1Department of Microbiology, Immunology Programme, Life Science Institute, Yoon Loo Lin School of Medicine, National University of Singapore, Singapore

2Singapore Immunology Network, BMSI, A-STAR, Singapore

3Department of Clinical Research, Singapore General Hospital, Singapore

4Department of Occupational and Environmental Health, Nagoya University Graduate School of Medicine, Nagoya, Japan

5Present address: Institut de Recherches Internationales Servier, Suresnes Cedex, France

*These authors have contributed equally to this work

Correspondence to:

Veronique Angeli, e-mail: [email protected]

Jean-Pierre Abastado, e-mail: [email protected]

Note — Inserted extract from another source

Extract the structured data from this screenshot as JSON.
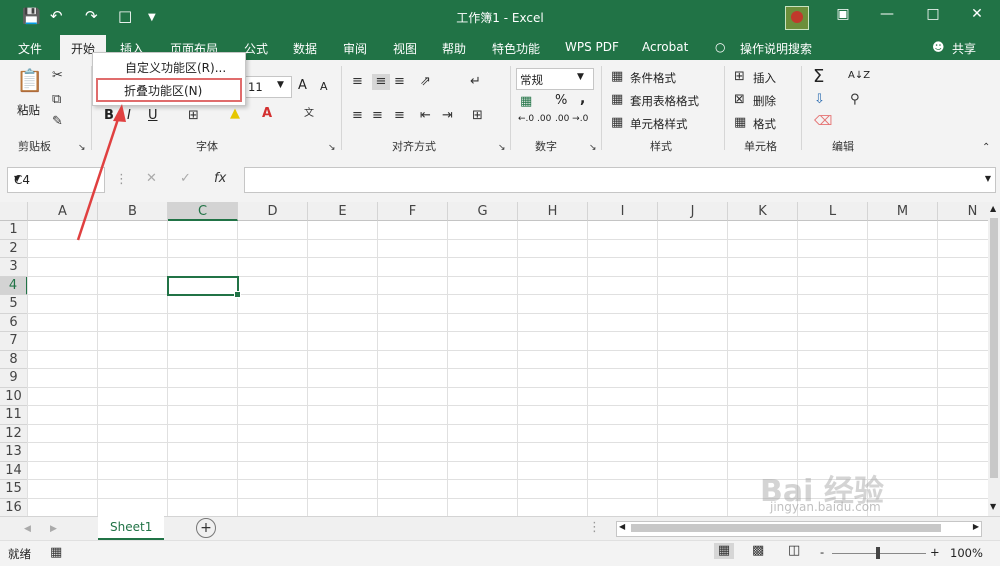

Keywords: lymphadenectomy, uveal melanoma, inflammation

Received: July 10, 2015     Accepted: October 23, 2015     Published: November 02, 2015


Resection of infiltrated tumor-draining lymph nodes (TDLNs) is a standard practice for the treatment of several cancers including breast cancer and melanoma. However, many randomized prospective trials have failed to show convincing clinical benefits associated with LN removal and the role of TDLNs in cancer dissemination is poorly understood. Here, we found in a well-characterized spontaneous mouse model of uveal melanoma that the growth of the primary tumor was accompanied by increased lymphangiogenesis and cancer cell colonization in the LNs draining the eyes. But, unexpectedly, early resection of the TDLNs increased the growth of the primary tumor and associated blood vessels as well as promoted cancer cell survival and dissemination. These effects were accompanied by increased tumor cell proliferation and expression of phosphorylated AKT. Topical application of a broad anti-inflammatory agent, Tobradex, or an oral treatment with cyclooxygenase-2 specific inhibitor, Celecoxib, reversed tumor progression observed after complete lymphadenectomy. Our study confirms the importance of tumor homeostasis in cancer progression by showing the enhancing effects of TDLN removal on tumor growth and cancer cell dissemination, and suggests that TDLN resection may only be beneficial if used in combination with anti-inflammatory drugs such as Tobradex and Celecoxib.